Monday 14 December 2015

Sri Lanka vehicle eco tax Rs1,500, revenue licenses up by 15-pct: Prime Minister

ECONOMYNEXT - Sri Lanka will charge an extra 1,500 rupee fee from vehicles for emission tests and annual revenue licenses will be upped by 15 percent, Prime Minister Ranil Wickremesinghe said as a trade unions and bus transporters threatened a general strike.

A budget for 2016, proposed a 5,000 rupee vehicle emission tax and 25 percent rise in the annual revenue licenses.

In Sri Lanka some taxes are raised by mid-nigh gazette as if by 'Royal Prerogative' and parliament is only informed later.
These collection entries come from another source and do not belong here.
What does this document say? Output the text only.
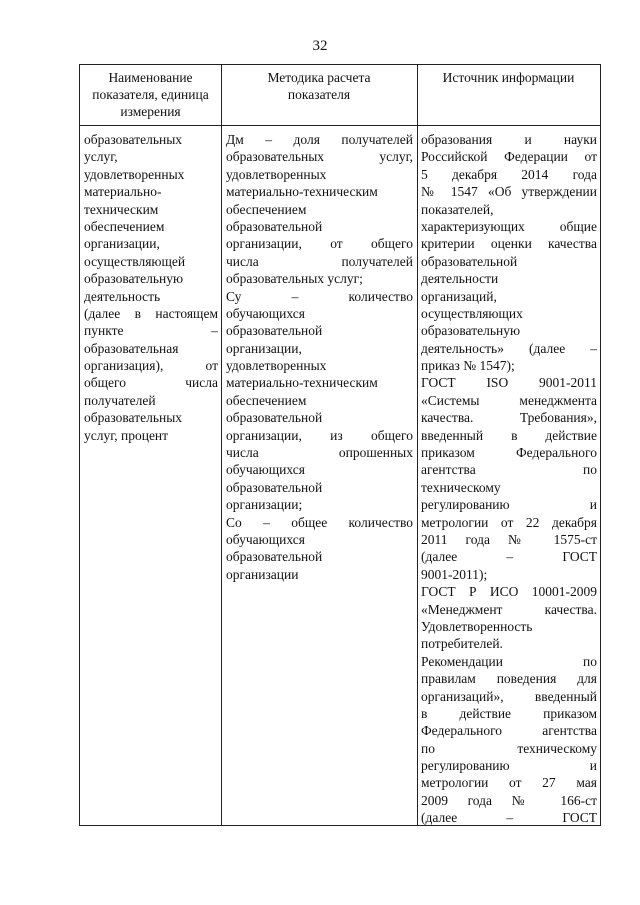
32
Наименование
показателя, единица
измерения
Методика расчета
показателя
Источник информации
образовательных
услуг,
удовлетворенных
материально-
техническим
обеспечением
организации,
осуществляющей
образовательную
деятельность
(далее в настоящем
пункте –
образовательная
организация), от
общего числа
получателей
образовательных
услуг, процент
Дм – доля получателей
образовательных услуг,
удовлетворенных
материально-техническим
обеспечением
образовательной
организации, от общего
числа получателей
образовательных услуг;
Су – количество
обучающихся
образовательной
организации,
удовлетворенных
материально-техническим
обеспечением
образовательной
организации, из общего
числа опрошенных
обучающихся
образовательной
организации;
Со – общее количество
обучающихся
образовательной
организации
образования и науки
Российской Федерации от
5 декабря 2014 года
№ 1547 «Об утверждении
показателей,
характеризующих общие
критерии оценки качества
образовательной
деятельности
организаций,
осуществляющих
образовательную
деятельность» (далее –
приказ № 1547);
ГОСТ ISO 9001-2011
«Системы менеджмента
качества. Требования»,
введенный в действие
приказом Федерального
агентства по
техническому
регулированию и
метрологии от 22 декабря
2011 года № 1575-ст
(далее – ГОСТ
9001-2011);
ГОСТ Р ИСО 10001-2009
«Менеджмент качества.
Удовлетворенность
потребителей.
Рекомендации по
правилам поведения для
организаций», введенный
в действие приказом
Федерального агентства
по техническому
регулированию и
метрологии от 27 мая
2009 года № 166-ст
(далее – ГОСТ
In any case the parliament passes taxes regardless using their majorities of whether it is arbitrary or against the principles of a free country.

Several alcohol firms are expected to be killed off by a hefty 200 million rupees.

A 'valuation fee' for vehicles that are leased would be 5,000 rupees and 3,000 rupees for three and two-wheelers, the Prime Minister said.

Sri Lanka's rulers have to collect more money from the people to finance a steep increase is state worker salaries and pensions promised during elections.

The inability to finance the new expenditure of a revised budget is now threatening to derail the economy.

Up to November the Central Bank has printed money to finance the spending and manipulate interest rates generating an unsustainable import demand and sent the rupee sliding from 131 to 143 to the US dollar.

Up to July 2015, 61.3 cents out of every tax rupee collected from the people went to pay the salaries and pensions of state workers.

An attempt by Finance Minister Ravi Karunanayake to end tax free cars to the elected ruling class and state workers was also reversed after legislators and a doctors' union protested.

Sri Lank's Janatha Vimukthi Peramuna is among key sections of the ruling class that promotes a bloated state and burdens private sector workers and the self-employed in productive sectors.